Q. Stars emit radiation whose spectrum is very similar to that of an ideal blackbody. Two stars, identical in size, are at the same distance from us. One of the stars appears reddish in color while the other one looks very blue. Choose the correct statement.

(a) The red star is hotter.
(b) The blue star is hotter.
(C) They could both have the same surface temperature.

I read that some stars near the galactic center moves very fast. http://en.wikipedia.org/wiki/S2_(star)

If we only consider Planck distribution, only (b) is possible. I'm wondering whether (c) is also a realistic case, or it is only conceptually possible.

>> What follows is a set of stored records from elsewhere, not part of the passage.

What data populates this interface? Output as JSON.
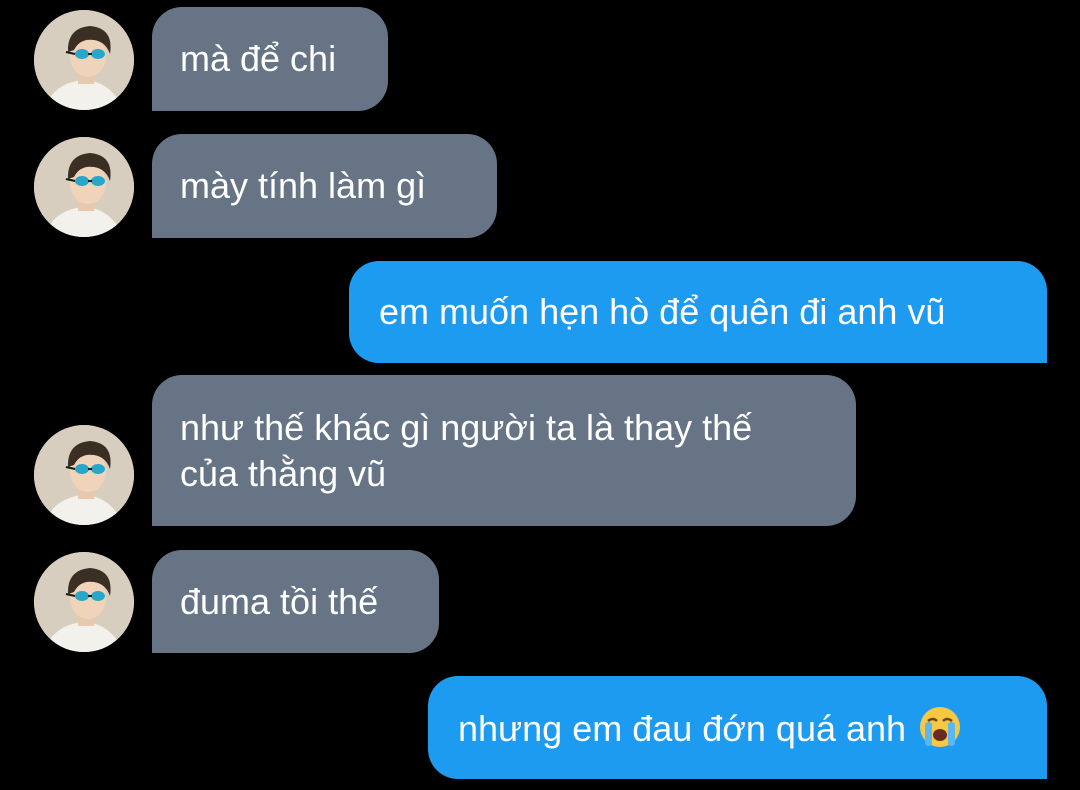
{
  "colors": {
    "background": "#000000",
    "received_bubble": "#667485",
    "sent_bubble": "#1d9bf0",
    "text": "#ffffff"
  },
  "messages": [
    {
      "direction": "received",
      "text": "mà để chi"
    },
    {
      "direction": "received",
      "text": "mày tính làm gì"
    },
    {
      "direction": "sent",
      "text": "em muốn hẹn hò để quên đi anh vũ"
    },
    {
      "direction": "received",
      "lines": [
        "như thế khác gì người ta là thay thế",
        "của thằng vũ"
      ]
    },
    {
      "direction": "received",
      "text": "đuma tồi thế"
    },
    {
      "direction": "sent",
      "text": "nhưng em đau đớn quá anh",
      "emoji": "loudly-crying-face-emoji"
    }
  ]
}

• It is conceptually possible for a velocity of around $0.25c$(red star turns blue). Whether it is observed or not, it's a different story altogether. Dec 29, 2013 at 14:04
• I'd say(b) is the correct answer. For Doppler shift to make a significant effect (as described), the relative velocity of the two stars has to be close to that of light. This is much larger than any obvsered, even for S2. Dec 29, 2013 at 16:18
• @Cheeku Isn't the Doppler shift caused by orbiting planets used to detect exoplanets? If that method is used, it would imply that it doesn't require the start to be moving fast in order to detect the Doppler shift. Dec 8, 2015 at 21:57
• @kasperd I don't mean it in the sense "cannot be observed". I rather mean it in the sense that the probability of existence of such a system to the resolution limits our instruments support is very low. Sorry for the confusion. Dec 9, 2015 at 3:31

As you correctly mention, there are rare stars which move particularly fast. Check also hypervelocity stars section here, where a stellar population moving at around $10^3 \textrm{km/s}$ is described (by the way, these velocities were most likely produced in the galactic center). Note also, that these stars are too fast to stay in the disk for long times. As another sidenote, galactic center in not accessible in visual due to dust extinction.
Redshifts are calculated particularly easy: $$z=\dfrac{v}{c}$$, where $v$ is the velocity along the line of sight, $c$ is the speed of light, $z=\dfrac{\delta\lambda}{\lambda}$ and $(v/c)^2\approx 0$ (which holds even for hypervelocity stars).
Because hypervelocity stars are rare, they most likely can be found only close to regular stars. Yet, being very optimistic, take $v=3\cdot 10^3 \textrm{km/s}$, and you obtain that $\dfrac{\delta\lambda}{\lambda}=10^{-2}$ under very favourable conditions. In general it is not small, but when it comes to colors, the change is negligible.
Say, green light at $\lambda=555 \textrm{nm}$ would now have $\lambda=550 \textrm{nm}$ or $560 \textrm{nm}$ in wavelegth, i.e. would still be very green. So Doppler effect has no bearing on your problem.